When he turned up with the lipstick, she chastised him for bringing the wrong one. “And so he'd go back, and she’d shout at him, ‘Don't mess up my lipsticks.’”

Mrs Lee died in 2010, followed by the death of her husband in 2015.

The Lee saga

Before Hsien Yang and Wei Ling went public with their dispute with their older brother in 2017, Suet Fern was well aware of the tensions that had been building within the broader Lee family. “I didn't wake up like everybody else and was absolutely surprised.”

Her son, Shengwu, a 35-year-old Harvard academic, was recently fined $15,000 for scandalising contempt of court, over the contents of a private Facebook post from 2017. Insisting that he did not admit guilt, Li said he decided to pay the fine in order to “buy some peace and quiet”.

The couple have two other sons: Huanwu, 34, who works for a Washington-based tech company; and Shaowu, 25, who recently graduated from Carnegie Mellon University.

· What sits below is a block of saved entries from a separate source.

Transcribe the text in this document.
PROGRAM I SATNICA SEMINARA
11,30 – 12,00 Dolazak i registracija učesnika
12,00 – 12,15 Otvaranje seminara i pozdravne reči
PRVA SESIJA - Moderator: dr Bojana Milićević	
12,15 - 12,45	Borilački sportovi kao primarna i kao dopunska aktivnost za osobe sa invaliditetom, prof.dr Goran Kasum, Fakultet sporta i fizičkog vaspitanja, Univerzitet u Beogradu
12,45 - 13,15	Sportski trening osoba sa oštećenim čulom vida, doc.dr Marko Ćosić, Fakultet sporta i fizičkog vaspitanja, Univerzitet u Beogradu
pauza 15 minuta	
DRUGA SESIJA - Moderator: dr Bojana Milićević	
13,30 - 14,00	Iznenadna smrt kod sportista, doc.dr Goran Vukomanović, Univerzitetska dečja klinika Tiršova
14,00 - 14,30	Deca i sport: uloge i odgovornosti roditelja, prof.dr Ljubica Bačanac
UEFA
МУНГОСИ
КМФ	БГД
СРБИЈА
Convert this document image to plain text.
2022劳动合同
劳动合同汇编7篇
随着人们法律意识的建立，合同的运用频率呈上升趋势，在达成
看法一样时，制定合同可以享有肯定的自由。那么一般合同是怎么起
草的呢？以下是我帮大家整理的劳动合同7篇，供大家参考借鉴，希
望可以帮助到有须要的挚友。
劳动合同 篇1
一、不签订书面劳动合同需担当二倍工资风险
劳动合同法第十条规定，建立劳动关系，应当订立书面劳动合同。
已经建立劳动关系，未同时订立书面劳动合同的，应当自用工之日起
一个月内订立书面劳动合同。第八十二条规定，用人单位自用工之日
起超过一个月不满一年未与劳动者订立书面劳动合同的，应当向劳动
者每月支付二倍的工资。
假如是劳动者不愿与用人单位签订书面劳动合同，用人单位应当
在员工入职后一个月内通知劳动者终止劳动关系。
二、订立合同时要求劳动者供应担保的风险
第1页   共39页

Nonetheless, she said her family has emerged “better and stronger” from the Lee saga and she expressed pride in how her sons have responded to it with maturity and thoughtfulness.

“We're closer than we've ever been before. And I'm incredibly proud of my husband and my sons, in different ways. I love that our sons have stood by their father and me throughout.

“I've learned that they are strong, very wise, mature and thoughtful, have better insights on Singapore and the world than I would have ever imagined. We have come to deeply value their perspectives.”